One of the really great, powerful things about rmarkdown is that we can convert it to many different output types. The top three that you might be most likely to use are HTML, PDF, and Microsoft Word. There are others that we can discuss later.

In this section, we are going to briefly discuss how to render to these output formats, and some things that you might want to do for each of them.

7.1 Overview

  • Teaching: 10 minutes
  • Exercises: 15 minutes

7.2 Questions

  • How do I convert to HTML, PDF, or Word?
  • How do I set options specific to each of these?
  • How can I include a screenshot of an interactive graphic in PDF or Word?

7.3 Objectives

7.4 How do I convert to HTML, PDF, or Word?
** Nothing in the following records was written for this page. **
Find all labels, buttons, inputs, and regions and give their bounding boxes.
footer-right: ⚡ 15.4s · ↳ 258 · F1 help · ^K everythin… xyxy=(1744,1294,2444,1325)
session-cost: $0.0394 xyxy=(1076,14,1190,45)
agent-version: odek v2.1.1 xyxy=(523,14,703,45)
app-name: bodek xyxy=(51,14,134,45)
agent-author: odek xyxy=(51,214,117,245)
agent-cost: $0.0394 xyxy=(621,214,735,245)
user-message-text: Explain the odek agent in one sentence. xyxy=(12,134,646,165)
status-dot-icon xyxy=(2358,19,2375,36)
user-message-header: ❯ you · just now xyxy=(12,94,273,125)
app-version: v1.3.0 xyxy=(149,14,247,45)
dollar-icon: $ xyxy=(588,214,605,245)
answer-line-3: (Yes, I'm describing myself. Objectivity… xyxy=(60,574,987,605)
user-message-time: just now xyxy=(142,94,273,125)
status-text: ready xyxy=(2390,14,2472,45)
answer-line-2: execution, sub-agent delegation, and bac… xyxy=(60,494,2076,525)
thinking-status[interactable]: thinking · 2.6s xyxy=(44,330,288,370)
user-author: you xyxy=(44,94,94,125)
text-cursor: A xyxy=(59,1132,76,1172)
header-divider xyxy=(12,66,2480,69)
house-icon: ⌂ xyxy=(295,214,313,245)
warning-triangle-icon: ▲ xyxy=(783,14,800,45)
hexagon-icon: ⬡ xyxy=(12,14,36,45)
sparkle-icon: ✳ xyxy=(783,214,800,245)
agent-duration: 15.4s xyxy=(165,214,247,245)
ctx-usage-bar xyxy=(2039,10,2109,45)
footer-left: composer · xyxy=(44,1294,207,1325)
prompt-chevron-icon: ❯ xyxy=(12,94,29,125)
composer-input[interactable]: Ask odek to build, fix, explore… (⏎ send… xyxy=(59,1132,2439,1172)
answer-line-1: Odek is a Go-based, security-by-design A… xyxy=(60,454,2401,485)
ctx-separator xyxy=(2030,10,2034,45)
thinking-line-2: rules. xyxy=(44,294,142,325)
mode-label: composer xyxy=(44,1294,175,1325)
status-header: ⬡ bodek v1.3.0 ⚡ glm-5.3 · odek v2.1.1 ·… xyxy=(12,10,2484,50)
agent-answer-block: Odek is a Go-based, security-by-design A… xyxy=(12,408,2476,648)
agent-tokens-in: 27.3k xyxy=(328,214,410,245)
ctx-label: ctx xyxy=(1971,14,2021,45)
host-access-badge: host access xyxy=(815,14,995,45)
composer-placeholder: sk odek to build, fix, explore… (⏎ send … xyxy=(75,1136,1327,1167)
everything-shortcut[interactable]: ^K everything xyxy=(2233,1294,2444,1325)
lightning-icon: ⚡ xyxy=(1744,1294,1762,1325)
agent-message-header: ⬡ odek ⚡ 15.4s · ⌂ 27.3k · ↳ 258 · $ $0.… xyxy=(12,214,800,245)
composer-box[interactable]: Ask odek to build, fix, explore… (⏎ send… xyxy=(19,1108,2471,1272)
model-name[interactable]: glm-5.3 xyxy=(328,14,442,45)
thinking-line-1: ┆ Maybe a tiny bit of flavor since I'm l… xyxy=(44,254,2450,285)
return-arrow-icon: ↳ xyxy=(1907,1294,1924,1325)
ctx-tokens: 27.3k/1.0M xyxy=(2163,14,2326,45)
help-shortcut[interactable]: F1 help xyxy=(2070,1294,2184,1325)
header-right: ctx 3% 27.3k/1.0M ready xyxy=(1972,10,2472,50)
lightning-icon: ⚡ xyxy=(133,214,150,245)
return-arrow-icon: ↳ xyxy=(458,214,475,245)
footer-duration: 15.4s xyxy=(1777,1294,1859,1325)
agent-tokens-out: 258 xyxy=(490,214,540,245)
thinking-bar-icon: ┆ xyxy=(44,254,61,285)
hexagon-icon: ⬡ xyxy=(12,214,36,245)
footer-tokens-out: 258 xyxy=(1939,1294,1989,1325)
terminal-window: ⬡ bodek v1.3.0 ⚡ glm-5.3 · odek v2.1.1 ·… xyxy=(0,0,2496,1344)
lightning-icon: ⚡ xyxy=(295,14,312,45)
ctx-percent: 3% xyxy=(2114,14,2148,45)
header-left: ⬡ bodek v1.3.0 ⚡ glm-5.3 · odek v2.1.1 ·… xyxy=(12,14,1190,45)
Here are three ways to do this:

  1. You can control this in the “knit” button

You might notice that depending on the option you select, this changes things in the YAML - which is another way to control which output you have:

  1. You can change the YAML option
title: "Exploring gapminder"
output: html_document
title: "Exploring gapminder"
output: pdf_document
title: "Exploring gapminder"
output: word_document

And if we remember from the previous lesson, the information in the YAML is passed into the render function:

  1. You can call the render function.
rmarkdown::render("example.Rmd", output_format = "html_document")
rmarkdown::render("example.Rmd", output_format = "pdf_document")
rmarkdown::render("example.Rmd", output_format = "word_document")

7.4.1 A note on workflow with rmarkdown: HTML first, PDF/word later

It can be easy to get caught up with how your document looks. I highly recommend avoiding compiling to PDF or word until you really need to. This is also recommended by the author of rmarkdown and knitr, Yihui Xie. Because HTML doesn’t have page breaks, this means that you can spend time working on generating content, and not trying to get figures to line up correctly.

7.5 Your Turn

  1. Generate three reports, one as HTML, one as PDF, and one as microsoft word. Remember, if you are having PDF problems, see the installation chapter note on installing  with the R package, tinytex.